Mining temperature profile data for shire-level crop yield prediction

Document Type

Conference Proceeding


Faculty of Computing, Health and Science


School of Computer and Security Science




Vagh, Y. , & Xiao, J. (2012). Mining temperature profile data for shire-level crop yield prediction. Proceedings of International Conference on Machine Learning and Cybernetics. (pp. 77-83). Xian, China. Available here


This paper is a continuation of the series of qualitative and quantitative investigations carried out for the processing and analysis of geographic land-use data in an agricultural context. The geographic data was made up of crop and cereal production land use profiles. These were linked to previously recorded climatic data from fixed weather stations in Australia that was interpolated using ordinary krigeing to fit a surface grid. In this investigation, the stochastic average monthly temperature profiles for a selected study area were used to determine the effects on crop production.

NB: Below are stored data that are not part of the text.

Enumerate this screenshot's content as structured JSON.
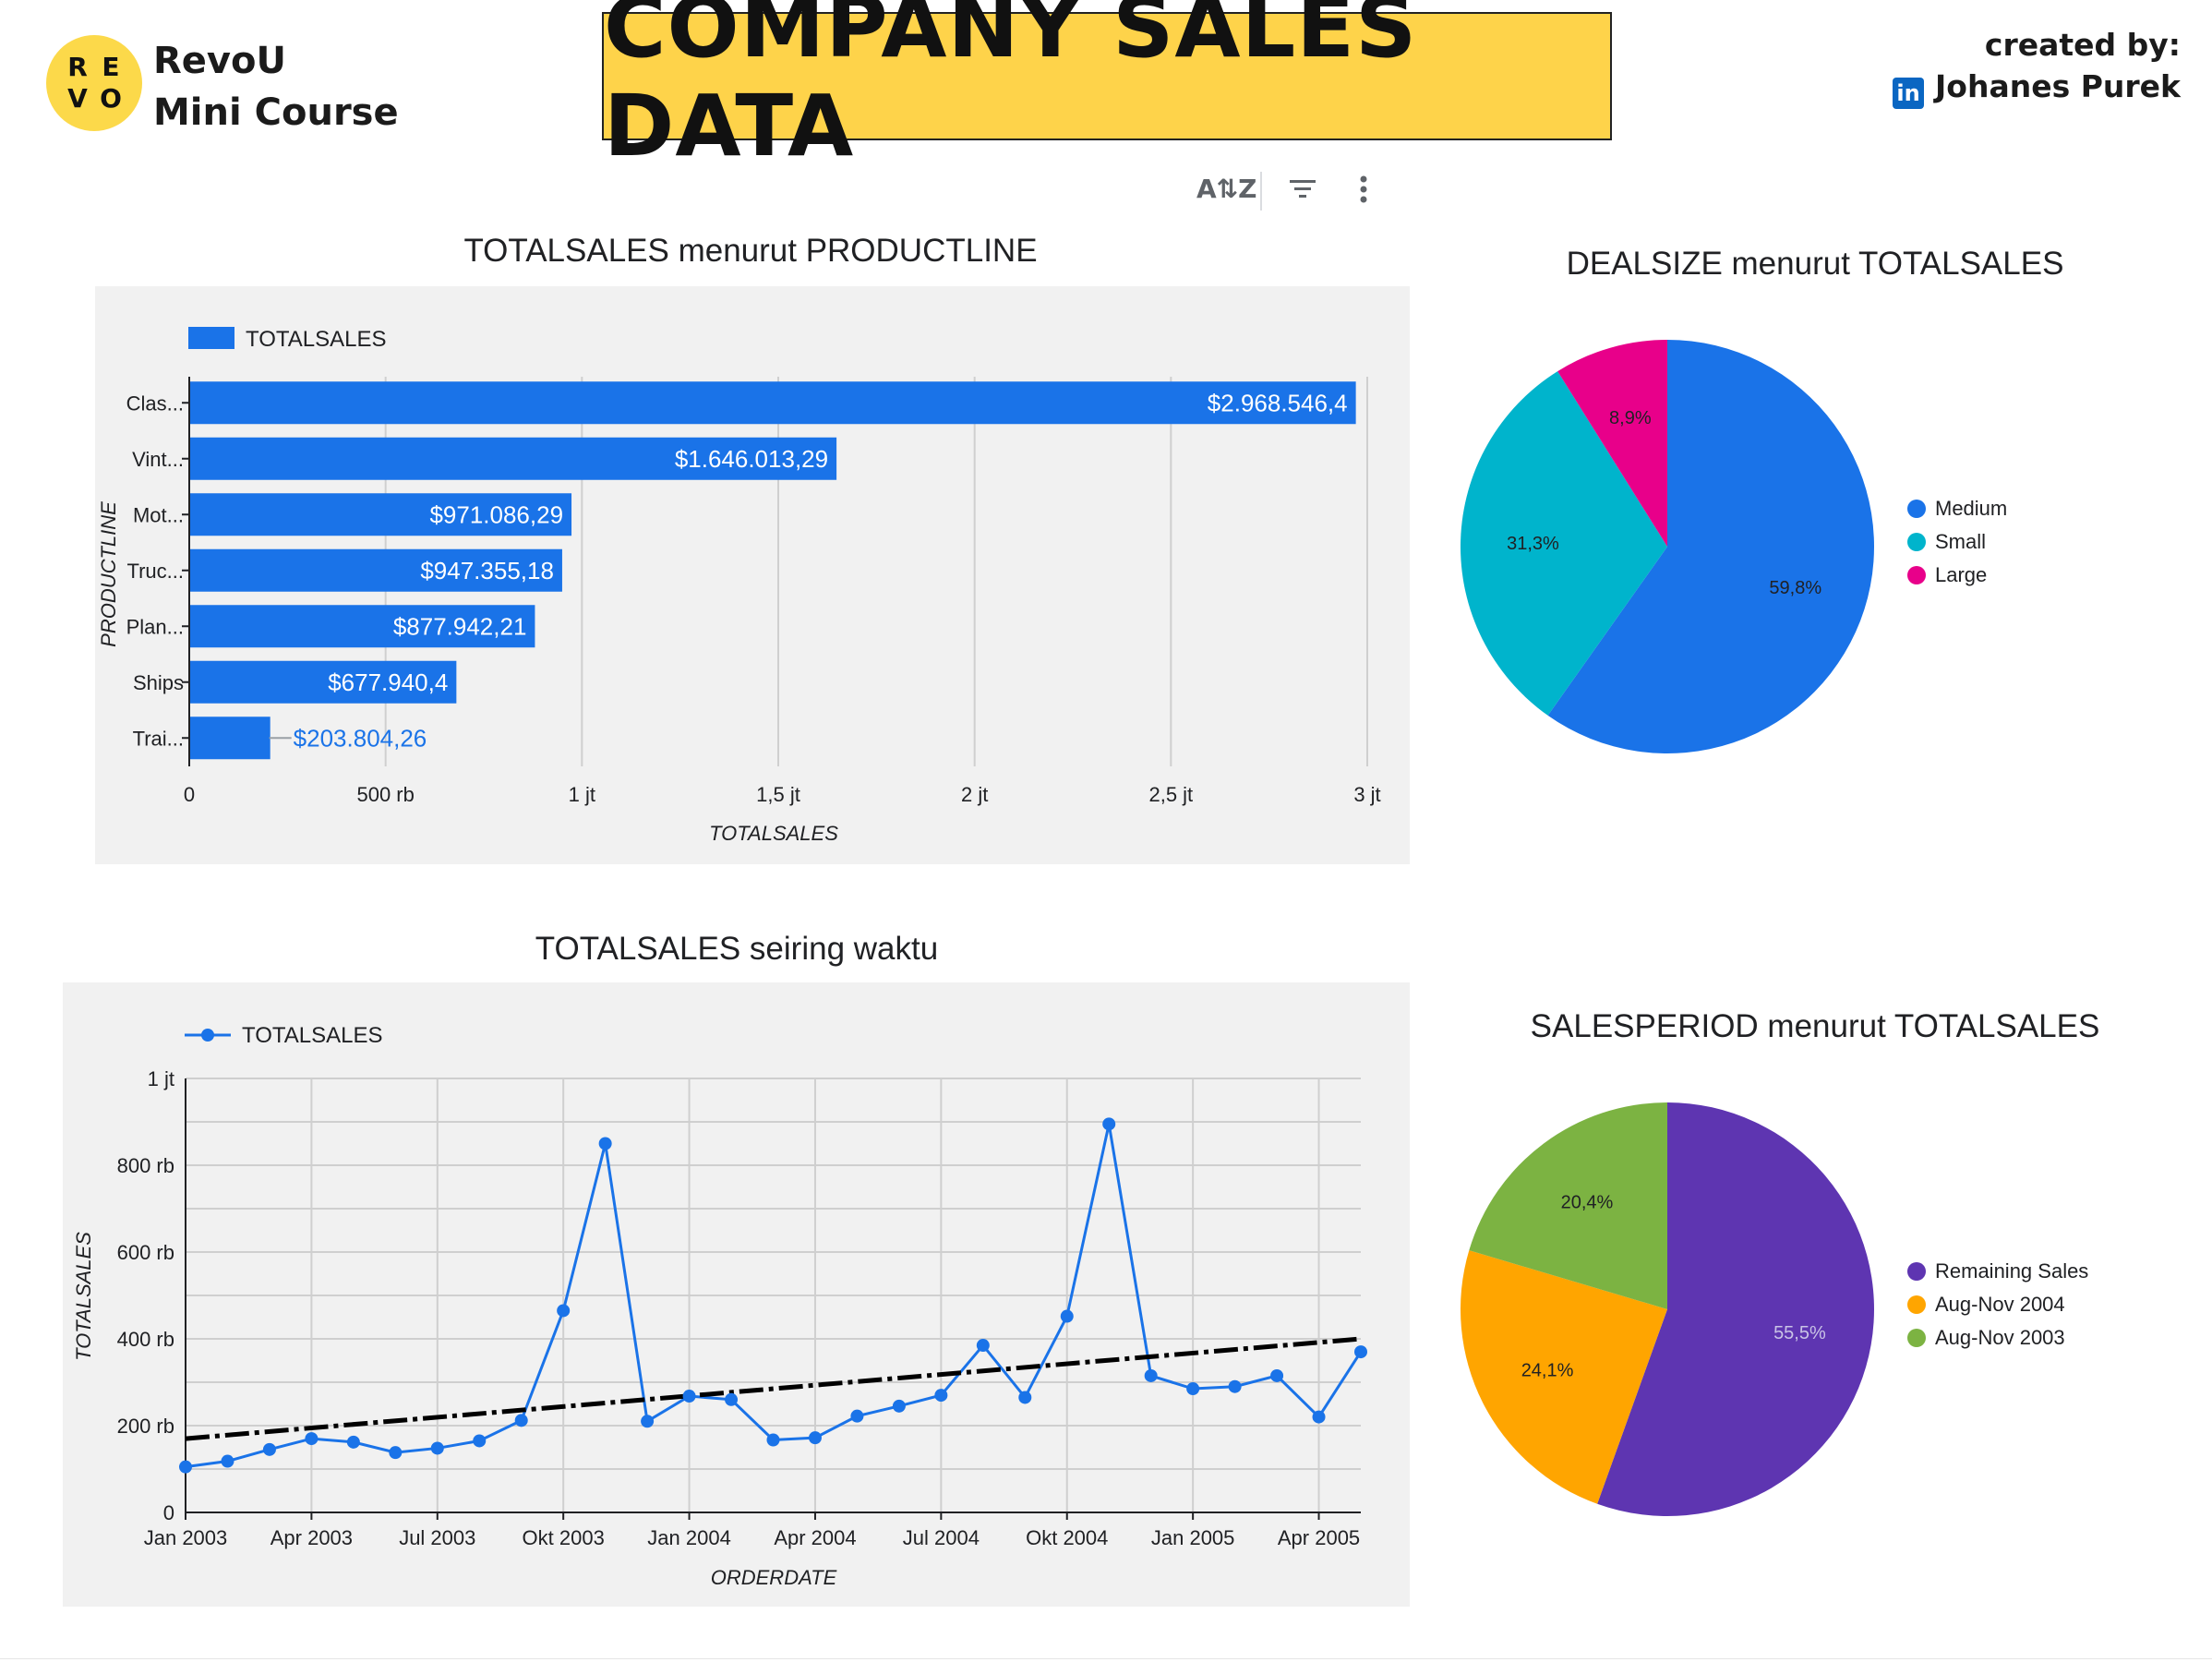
{
  "header": {
    "logo_letters": [
      "R",
      "E",
      "V",
      "O"
    ],
    "brand_line1": "RevoU",
    "brand_line2": "Mini Course",
    "title": "COMPANY SALES DATA",
    "created_label": "created by:",
    "author": "Johanes Purek",
    "linkedin_glyph": "in"
  },
  "toolbar": {
    "sort_icon": "sort-az-icon",
    "filter_icon": "filter-icon",
    "more_icon": "more-vert-icon"
  },
  "colors": {
    "brand_yellow": "#fed34a",
    "bar_blue": "#1a73e8",
    "panel_bg": "#f1f1f1",
    "medium": "#1a73e8",
    "small": "#00b4cc",
    "large": "#e8008a",
    "remaining": "#5e35b1",
    "aug_nov_2004": "#ffa500",
    "aug_nov_2003": "#7cb342"
  },
  "chart_data": [
    {
      "type": "bar",
      "orientation": "horizontal",
      "title": "TOTALSALES menurut PRODUCTLINE",
      "xlabel": "TOTALSALES",
      "ylabel": "PRODUCTLINE",
      "legend": "TOTALSALES",
      "categories": [
        "Clas...",
        "Vint...",
        "Mot...",
        "Truc...",
        "Plan...",
        "Ships",
        "Trai..."
      ],
      "values": [
        2968546.4,
        1646013.29,
        971086.29,
        947355.18,
        877942.21,
        677940.4,
        203804.26
      ],
      "value_labels": [
        "$2.968.546,4",
        "$1.646.013,29",
        "$971.086,29",
        "$947.355,18",
        "$877.942,21",
        "$677.940,4",
        "$203.804,26"
      ],
      "xlim": [
        0,
        3000000
      ],
      "xticks": [
        0,
        500000,
        1000000,
        1500000,
        2000000,
        2500000,
        3000000
      ],
      "xtick_labels": [
        "0",
        "500 rb",
        "1 jt",
        "1,5 jt",
        "2 jt",
        "2,5 jt",
        "3 jt"
      ],
      "grid": true
    },
    {
      "type": "pie",
      "title": "DEALSIZE menurut TOTALSALES",
      "slices": [
        {
          "name": "Medium",
          "value": 59.8,
          "label": "59,8%"
        },
        {
          "name": "Small",
          "value": 31.3,
          "label": "31,3%"
        },
        {
          "name": "Large",
          "value": 8.9,
          "label": "8,9%"
        }
      ]
    },
    {
      "type": "line",
      "title": "TOTALSALES seiring waktu",
      "xlabel": "ORDERDATE",
      "ylabel": "TOTALSALES",
      "legend": "TOTALSALES",
      "x": [
        "2003-01",
        "2003-02",
        "2003-03",
        "2003-04",
        "2003-05",
        "2003-06",
        "2003-07",
        "2003-08",
        "2003-09",
        "2003-10",
        "2003-11",
        "2003-12",
        "2004-01",
        "2004-02",
        "2004-03",
        "2004-04",
        "2004-05",
        "2004-06",
        "2004-07",
        "2004-08",
        "2004-09",
        "2004-10",
        "2004-11",
        "2004-12",
        "2005-01",
        "2005-02",
        "2005-03",
        "2005-04",
        "2005-05"
      ],
      "series": [
        {
          "name": "TOTALSALES",
          "values": [
            105000,
            118000,
            145000,
            170000,
            162000,
            138000,
            148000,
            165000,
            212000,
            465000,
            850000,
            210000,
            268000,
            260000,
            167000,
            172000,
            222000,
            245000,
            270000,
            385000,
            265000,
            452000,
            895000,
            315000,
            285000,
            290000,
            315000,
            220000,
            370000
          ]
        }
      ],
      "trendline": {
        "start": 170000,
        "end": 400000
      },
      "ylim": [
        0,
        1000000
      ],
      "yticks": [
        0,
        200000,
        400000,
        600000,
        800000,
        1000000
      ],
      "ytick_labels": [
        "0",
        "200 rb",
        "400 rb",
        "600 rb",
        "800 rb",
        "1 jt"
      ],
      "xtick_labels": [
        "Jan 2003",
        "Apr 2003",
        "Jul 2003",
        "Okt 2003",
        "Jan 2004",
        "Apr 2004",
        "Jul 2004",
        "Okt 2004",
        "Jan 2005",
        "Apr 2005"
      ],
      "grid": true
    },
    {
      "type": "pie",
      "title": "SALESPERIOD menurut TOTALSALES",
      "slices": [
        {
          "name": "Remaining Sales",
          "value": 55.5,
          "label": "55,5%"
        },
        {
          "name": "Aug-Nov 2004",
          "value": 24.1,
          "label": "24,1%"
        },
        {
          "name": "Aug-Nov 2003",
          "value": 20.4,
          "label": "20,4%"
        }
      ]
    }
  ]
}
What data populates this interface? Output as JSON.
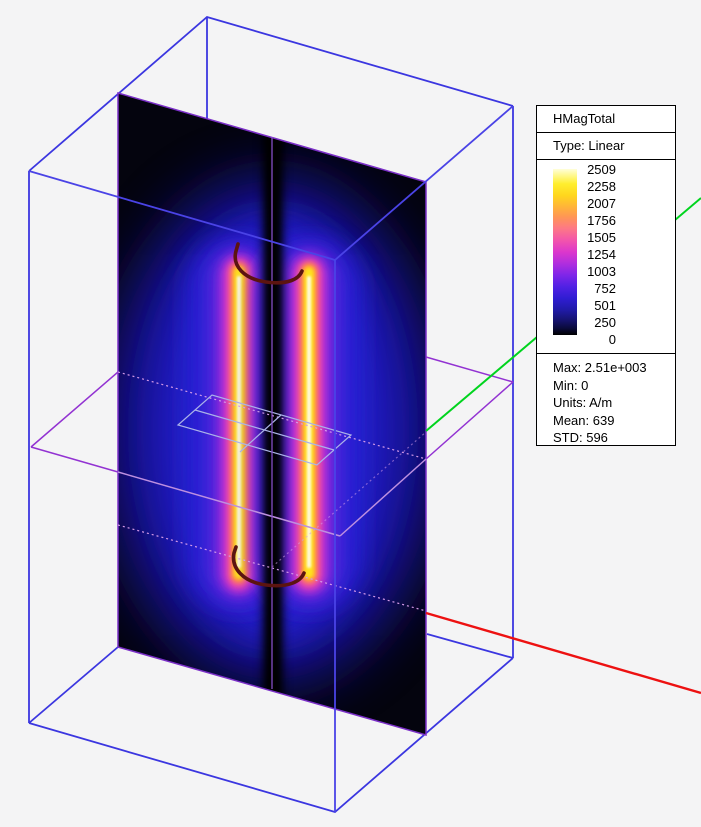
{
  "legend": {
    "title": "HMagTotal",
    "type_label": "Type: Linear",
    "scale": [
      "2509",
      "2258",
      "2007",
      "1756",
      "1505",
      "1254",
      "1003",
      "752",
      "501",
      "250",
      "0"
    ],
    "stats": [
      "Max: 2.51e+003",
      "Min: 0",
      "Units: A/m",
      "Mean: 639",
      "STD: 596"
    ]
  },
  "colors": {
    "background": "#f4f4f5",
    "bounding_box_wireframe": "#3b36e0",
    "field_plane_outline": "#7b2fc8",
    "mid_plane_wireframe": "#9232d2",
    "mid_plane_over_field": "#bd8fe0",
    "hidden_edge_dotted": "#d49ae8",
    "inner_sheet_wireframe": "#aab2e8",
    "coil_wire": "#5c1410",
    "center_axis_line": "#8850cc",
    "axis_y_green": "#00d41e",
    "axis_x_red": "#ed1111"
  },
  "chart_data": {
    "type": "heatmap",
    "title": "HMagTotal",
    "scale_type": "Linear",
    "colorbar_tick_values": [
      2509,
      2258,
      2007,
      1756,
      1505,
      1254,
      1003,
      752,
      501,
      250,
      0
    ],
    "value_range": [
      0,
      2509
    ],
    "units": "A/m",
    "stats": {
      "max": "2.51e+003",
      "min": 0,
      "units": "A/m",
      "mean": 639,
      "std": 596
    },
    "colormap": [
      "#000000",
      "#14124e",
      "#2a1fd0",
      "#6e24e6",
      "#a02be2",
      "#d232d2",
      "#ee46b6",
      "#fb6b8e",
      "#ff8a62",
      "#ffa83c",
      "#ffd21c",
      "#ffef29",
      "#ffffd9"
    ],
    "legend_position": "top-right",
    "description": "H-field magnitude on a vertical cut plane through a coil inside a wireframe box: two bright vertical high-field bands along the coil conductors, dark null band on the axis, dark coil turn arcs at top and bottom, green Y axis and red X axis emerging from the plane."
  }
}
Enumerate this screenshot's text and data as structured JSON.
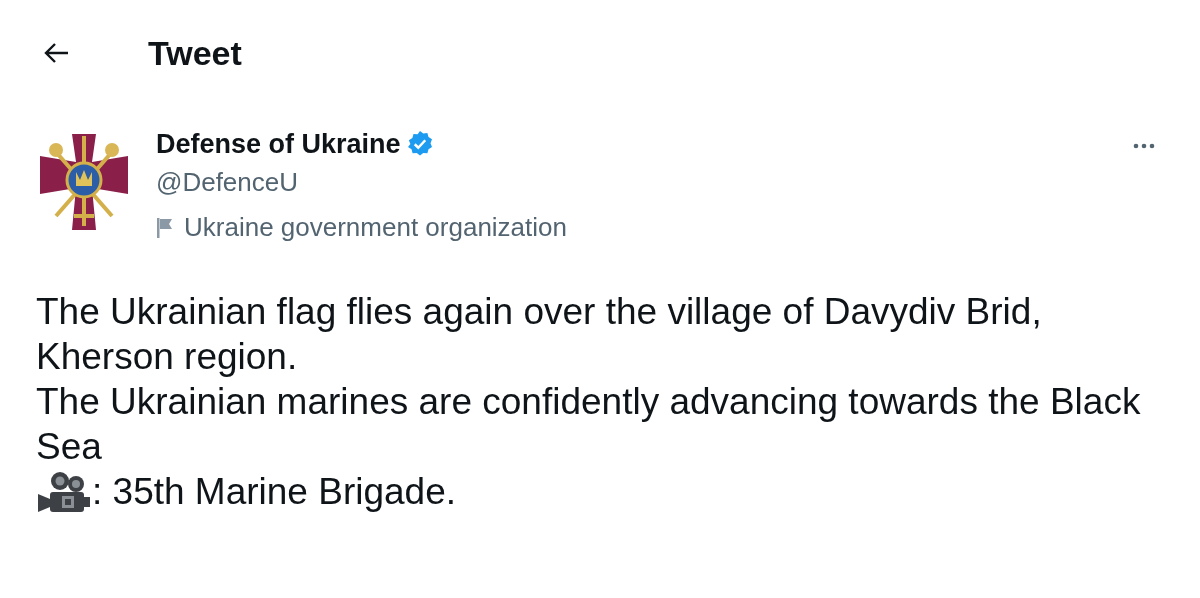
{
  "header": {
    "title": "Tweet"
  },
  "author": {
    "name": "Defense of Ukraine",
    "verified": true,
    "handle": "@DefenceU",
    "label": "Ukraine government organization"
  },
  "body": {
    "text": "The Ukrainian flag flies again over the village of Davydiv Brid, Kherson region.\nThe Ukrainian marines are confidently advancing towards the Black Sea",
    "credit": ": 35th Marine Brigade."
  }
}
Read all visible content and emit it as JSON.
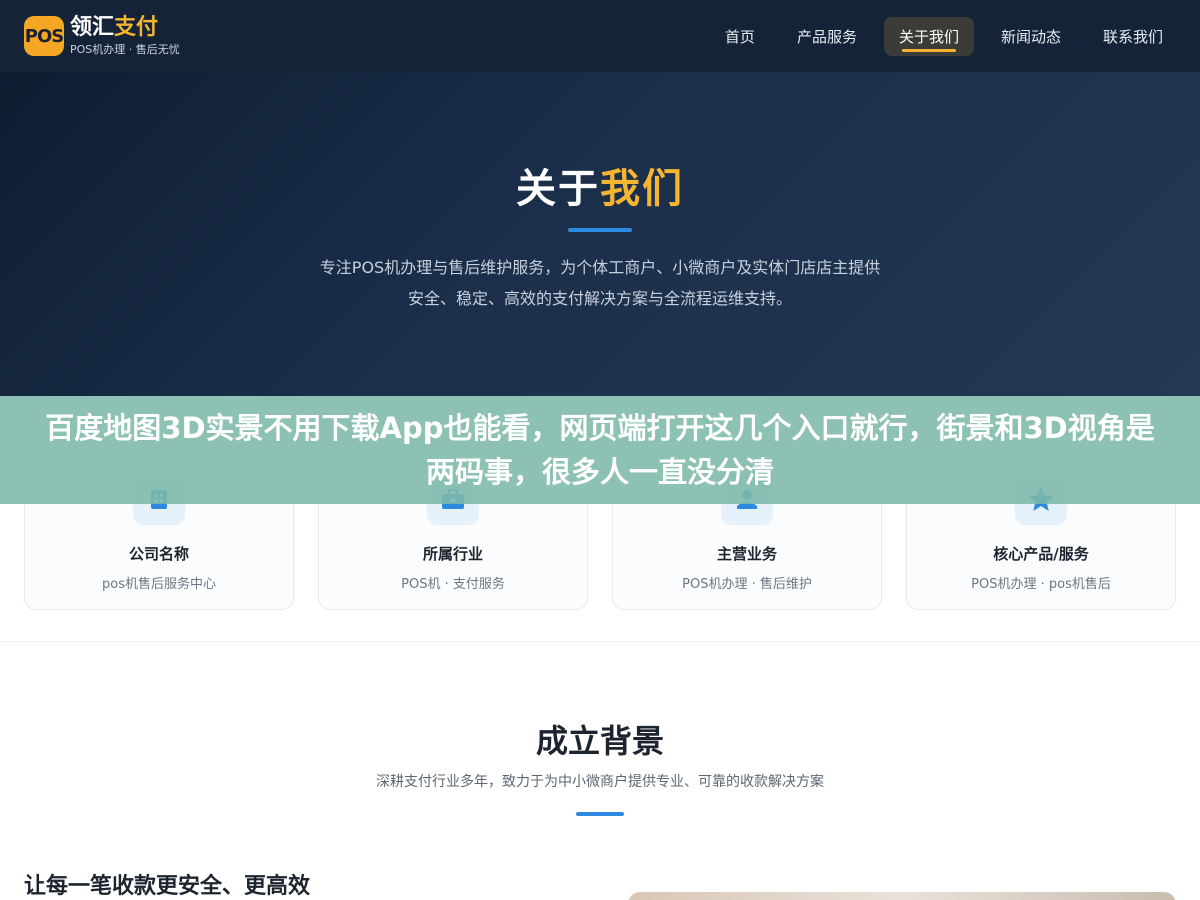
{
  "header": {
    "logo_badge": "POS",
    "brand_name_part1": "领汇",
    "brand_name_part2": "支付",
    "brand_sub": "POS机办理 · 售后无忧",
    "nav": [
      "首页",
      "产品服务",
      "关于我们",
      "新闻动态",
      "联系我们"
    ],
    "active_nav": "关于我们",
    "colors": {
      "bg": "#142338",
      "accent": "#f5b531"
    }
  },
  "hero": {
    "title_part1": "关于",
    "title_part2": "我们",
    "desc_line1": "专注POS机办理与售后维护服务，为个体工商户、小微商户及实体门店店主提供",
    "desc_line2": "安全、稳定、高效的支付解决方案与全流程运维支持。"
  },
  "banner": {
    "text": "百度地图3D实景不用下载App也能看，网页端打开这几个入口就行，街景和3D视角是两码事，很多人一直没分清"
  },
  "cards": [
    {
      "icon": "building-icon",
      "title": "公司名称",
      "sub": "pos机售后服务中心"
    },
    {
      "icon": "briefcase-icon",
      "title": "所属行业",
      "sub": "POS机 · 支付服务"
    },
    {
      "icon": "handshake-icon",
      "title": "主营业务",
      "sub": "POS机办理 · 售后维护"
    },
    {
      "icon": "star-icon",
      "title": "核心产品/服务",
      "sub": "POS机办理 · pos机售后"
    }
  ],
  "background": {
    "title": "成立背景",
    "desc": "深耕支付行业多年，致力于为中小微商户提供专业、可靠的收款解决方案",
    "heading": "让每一笔收款更安全、更高效"
  }
}
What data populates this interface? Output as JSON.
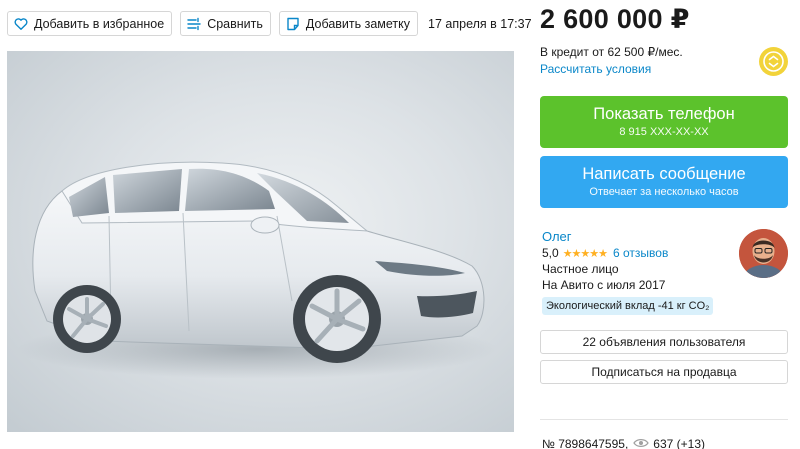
{
  "toolbar": {
    "favorite_label": "Добавить в избранное",
    "compare_label": "Сравнить",
    "note_label": "Добавить заметку",
    "date": "17 апреля в 17:37"
  },
  "listing": {
    "price": "2 600 000 ₽",
    "credit_text": "В кредит от 62 500 ₽/мес.",
    "credit_link": "Рассчитать условия"
  },
  "contact": {
    "phone_title": "Показать телефон",
    "phone_number": "8 915 XXX-XX-XX",
    "message_title": "Написать сообщение",
    "message_sub": "Отвечает за несколько часов"
  },
  "seller": {
    "name": "Олег",
    "rating": "5,0",
    "stars": "★★★★★",
    "reviews": "6 отзывов",
    "type": "Частное лицо",
    "since": "На Авито с июля 2017",
    "eco": "Экологический вклад -41 кг CO₂",
    "ads_button": "22 объявления пользователя",
    "subscribe_button": "Подписаться на продавца"
  },
  "meta": {
    "number": "№ 7898647595,",
    "views": "637 (+13)"
  },
  "colors": {
    "green": "#5cc22c",
    "blue": "#32a8f1",
    "link": "#0a87c9",
    "star": "#ffb021"
  }
}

The areas within the study area were spatially scaled to correspond to individual shires within the South West Agricultural region of Western Australia. The temperature was sampled for three selected years of crop production for 2002, 2003 and 2005. The evaluation was carried out using graphical, correlation and data mining regression techniques in order to detect the patterns of crop production. The patterns suggested that crop production can generally be expected to increase with an increase in temperature during the wheat growing season for some shires.